The narrative that we were talking about way back when thus will not shape up and take the form of a straight line from now until the end of A-Rod’s career. It will still be a spiral, albeit a fragmented one. Both Rodriguez’s games played and his production are likely to come in spurts, broken up by various nagging injuries and maybe one or two major injuries.
If he’s still standing in the final year of his contract in 2017, he’s likely to be barely standing. He’s going to be on the wrong side of 40, and his injury track record will be long and comprehensive enough for its own Wikipedia page.
It must be said, however, that the Yankees will be able to count themselves lucky if A-Rod is indeed still standing five years from now. His contract will still be a total failure, but at least their plans to keep him on the field with his spikes still on his feet will have worked.

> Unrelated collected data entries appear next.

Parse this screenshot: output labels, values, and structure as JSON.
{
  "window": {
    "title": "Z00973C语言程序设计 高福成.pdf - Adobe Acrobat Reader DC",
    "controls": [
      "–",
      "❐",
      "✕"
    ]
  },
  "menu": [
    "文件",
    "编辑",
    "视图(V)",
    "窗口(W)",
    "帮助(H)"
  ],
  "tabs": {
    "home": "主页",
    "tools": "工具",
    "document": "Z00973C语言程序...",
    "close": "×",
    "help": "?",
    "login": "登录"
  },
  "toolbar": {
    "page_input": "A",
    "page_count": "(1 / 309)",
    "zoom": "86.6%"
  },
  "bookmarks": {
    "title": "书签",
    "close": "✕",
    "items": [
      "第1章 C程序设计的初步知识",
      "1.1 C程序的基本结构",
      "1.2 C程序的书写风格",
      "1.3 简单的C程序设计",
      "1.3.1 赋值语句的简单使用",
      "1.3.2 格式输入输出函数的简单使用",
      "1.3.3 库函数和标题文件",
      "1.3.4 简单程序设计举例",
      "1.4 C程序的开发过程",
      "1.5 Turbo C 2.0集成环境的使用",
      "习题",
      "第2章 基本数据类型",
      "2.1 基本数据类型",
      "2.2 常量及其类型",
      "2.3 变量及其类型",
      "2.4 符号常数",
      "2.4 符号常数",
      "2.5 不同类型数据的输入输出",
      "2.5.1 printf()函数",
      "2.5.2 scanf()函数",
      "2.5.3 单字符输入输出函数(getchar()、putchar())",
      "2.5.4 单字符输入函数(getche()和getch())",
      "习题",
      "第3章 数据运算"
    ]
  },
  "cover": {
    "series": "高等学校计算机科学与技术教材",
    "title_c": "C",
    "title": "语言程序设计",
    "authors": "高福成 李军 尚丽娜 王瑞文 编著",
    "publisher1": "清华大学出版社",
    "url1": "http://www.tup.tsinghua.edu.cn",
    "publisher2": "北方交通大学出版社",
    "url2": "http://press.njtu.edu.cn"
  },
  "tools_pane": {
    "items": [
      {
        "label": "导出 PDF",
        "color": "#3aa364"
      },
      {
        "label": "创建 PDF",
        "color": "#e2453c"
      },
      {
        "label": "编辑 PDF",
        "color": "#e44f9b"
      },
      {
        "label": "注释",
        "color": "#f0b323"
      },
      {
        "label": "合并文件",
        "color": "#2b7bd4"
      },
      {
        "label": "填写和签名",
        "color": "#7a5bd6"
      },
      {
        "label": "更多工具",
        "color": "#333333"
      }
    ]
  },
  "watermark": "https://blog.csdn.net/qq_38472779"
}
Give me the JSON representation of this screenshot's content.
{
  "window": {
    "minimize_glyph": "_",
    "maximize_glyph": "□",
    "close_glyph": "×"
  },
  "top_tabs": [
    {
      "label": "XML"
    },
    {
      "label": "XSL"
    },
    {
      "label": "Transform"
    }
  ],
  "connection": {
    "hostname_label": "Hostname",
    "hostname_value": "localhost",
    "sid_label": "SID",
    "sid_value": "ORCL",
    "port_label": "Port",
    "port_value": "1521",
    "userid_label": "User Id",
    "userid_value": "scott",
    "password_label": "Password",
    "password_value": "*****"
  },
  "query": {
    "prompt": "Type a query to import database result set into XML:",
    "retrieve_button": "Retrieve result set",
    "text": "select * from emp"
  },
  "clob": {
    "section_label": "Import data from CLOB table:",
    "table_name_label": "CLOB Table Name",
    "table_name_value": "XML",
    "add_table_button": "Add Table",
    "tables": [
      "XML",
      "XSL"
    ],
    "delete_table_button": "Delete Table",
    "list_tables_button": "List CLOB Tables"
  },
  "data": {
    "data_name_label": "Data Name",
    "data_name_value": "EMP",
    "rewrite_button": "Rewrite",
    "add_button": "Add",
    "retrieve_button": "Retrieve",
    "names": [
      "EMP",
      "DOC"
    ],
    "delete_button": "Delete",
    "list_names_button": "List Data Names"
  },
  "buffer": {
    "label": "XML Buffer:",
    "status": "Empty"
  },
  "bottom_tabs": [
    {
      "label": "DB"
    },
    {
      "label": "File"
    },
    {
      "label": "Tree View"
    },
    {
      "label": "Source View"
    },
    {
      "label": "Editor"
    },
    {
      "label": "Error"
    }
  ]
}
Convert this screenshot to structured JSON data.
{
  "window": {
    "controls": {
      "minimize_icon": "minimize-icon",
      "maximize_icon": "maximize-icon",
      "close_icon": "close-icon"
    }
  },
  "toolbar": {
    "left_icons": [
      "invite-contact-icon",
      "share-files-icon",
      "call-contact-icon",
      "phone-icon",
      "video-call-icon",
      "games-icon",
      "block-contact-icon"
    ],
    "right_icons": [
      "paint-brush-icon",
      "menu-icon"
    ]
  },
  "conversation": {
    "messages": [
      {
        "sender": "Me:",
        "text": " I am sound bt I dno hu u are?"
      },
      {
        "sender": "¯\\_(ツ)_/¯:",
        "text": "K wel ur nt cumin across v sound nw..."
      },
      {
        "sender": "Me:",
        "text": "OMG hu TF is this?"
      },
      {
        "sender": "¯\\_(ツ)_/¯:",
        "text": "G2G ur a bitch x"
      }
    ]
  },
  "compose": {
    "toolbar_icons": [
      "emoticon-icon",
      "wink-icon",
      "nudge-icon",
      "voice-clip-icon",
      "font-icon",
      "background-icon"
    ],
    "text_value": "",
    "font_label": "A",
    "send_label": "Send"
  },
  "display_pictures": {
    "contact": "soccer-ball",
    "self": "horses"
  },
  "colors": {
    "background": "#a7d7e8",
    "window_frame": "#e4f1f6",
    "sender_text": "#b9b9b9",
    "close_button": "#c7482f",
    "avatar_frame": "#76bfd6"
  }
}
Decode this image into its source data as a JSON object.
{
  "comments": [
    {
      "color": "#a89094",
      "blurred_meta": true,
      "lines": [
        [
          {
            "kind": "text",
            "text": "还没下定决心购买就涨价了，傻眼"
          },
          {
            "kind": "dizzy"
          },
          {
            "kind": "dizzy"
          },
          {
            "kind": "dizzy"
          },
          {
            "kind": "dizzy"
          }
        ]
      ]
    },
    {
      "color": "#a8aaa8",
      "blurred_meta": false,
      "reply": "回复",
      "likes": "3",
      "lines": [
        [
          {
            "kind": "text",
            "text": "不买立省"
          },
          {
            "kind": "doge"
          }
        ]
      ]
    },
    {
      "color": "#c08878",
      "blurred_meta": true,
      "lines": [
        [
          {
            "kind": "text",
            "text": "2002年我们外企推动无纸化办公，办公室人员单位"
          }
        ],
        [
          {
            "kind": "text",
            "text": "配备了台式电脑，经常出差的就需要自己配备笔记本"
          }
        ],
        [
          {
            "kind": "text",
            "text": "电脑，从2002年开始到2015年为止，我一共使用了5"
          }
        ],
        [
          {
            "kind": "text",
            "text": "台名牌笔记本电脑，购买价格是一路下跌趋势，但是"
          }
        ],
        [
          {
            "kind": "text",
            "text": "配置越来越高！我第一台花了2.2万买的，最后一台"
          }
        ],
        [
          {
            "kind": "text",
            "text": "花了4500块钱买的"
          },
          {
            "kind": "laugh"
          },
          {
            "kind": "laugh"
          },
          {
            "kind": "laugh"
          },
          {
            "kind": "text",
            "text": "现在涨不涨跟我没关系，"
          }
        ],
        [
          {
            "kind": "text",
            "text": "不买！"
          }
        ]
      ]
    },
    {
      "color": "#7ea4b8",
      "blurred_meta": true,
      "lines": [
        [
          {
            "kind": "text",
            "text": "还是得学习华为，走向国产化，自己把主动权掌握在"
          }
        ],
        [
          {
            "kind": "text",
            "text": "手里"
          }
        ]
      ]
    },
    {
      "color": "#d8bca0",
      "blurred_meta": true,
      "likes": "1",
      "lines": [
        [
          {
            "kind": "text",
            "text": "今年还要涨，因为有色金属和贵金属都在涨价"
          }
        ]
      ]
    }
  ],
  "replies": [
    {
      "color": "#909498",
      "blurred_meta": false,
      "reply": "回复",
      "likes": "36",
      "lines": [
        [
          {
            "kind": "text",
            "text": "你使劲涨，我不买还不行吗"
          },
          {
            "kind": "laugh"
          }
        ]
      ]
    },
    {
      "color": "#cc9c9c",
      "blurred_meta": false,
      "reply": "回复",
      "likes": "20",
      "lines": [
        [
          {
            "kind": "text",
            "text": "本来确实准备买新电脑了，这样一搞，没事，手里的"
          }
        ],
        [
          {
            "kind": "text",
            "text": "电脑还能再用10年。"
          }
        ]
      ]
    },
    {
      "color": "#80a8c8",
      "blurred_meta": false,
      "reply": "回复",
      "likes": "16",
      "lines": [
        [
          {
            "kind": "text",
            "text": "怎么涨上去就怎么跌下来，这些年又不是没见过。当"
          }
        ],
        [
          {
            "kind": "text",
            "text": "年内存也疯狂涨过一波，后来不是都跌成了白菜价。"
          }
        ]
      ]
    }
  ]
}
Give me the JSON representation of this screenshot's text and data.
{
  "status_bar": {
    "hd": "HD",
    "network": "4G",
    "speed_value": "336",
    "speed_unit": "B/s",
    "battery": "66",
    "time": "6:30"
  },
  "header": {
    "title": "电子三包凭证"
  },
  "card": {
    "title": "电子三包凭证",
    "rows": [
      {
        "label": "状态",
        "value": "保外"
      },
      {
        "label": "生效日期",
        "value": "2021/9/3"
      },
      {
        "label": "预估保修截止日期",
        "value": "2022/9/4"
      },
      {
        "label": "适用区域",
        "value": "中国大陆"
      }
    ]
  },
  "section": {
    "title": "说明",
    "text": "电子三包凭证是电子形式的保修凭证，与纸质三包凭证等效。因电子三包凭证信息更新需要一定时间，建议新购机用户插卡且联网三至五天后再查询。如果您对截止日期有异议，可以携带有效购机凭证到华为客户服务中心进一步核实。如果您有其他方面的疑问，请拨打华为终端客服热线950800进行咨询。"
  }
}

There is, after all, now a strong chance that A-Rod’s spikes will be hung up before the end of the 2017 season rolls around. It can no longer be taken for granted that Rodriguez’s career will end when his contract ends.
The end is no longer out there somewhere. It’s now looming ominously over A-Rod’s career, and it’s going to take a lot of effort and a lot of luck to keep it at bay.
Note: Stats courtesy of Baseball-Reference.com unless otherwise noted.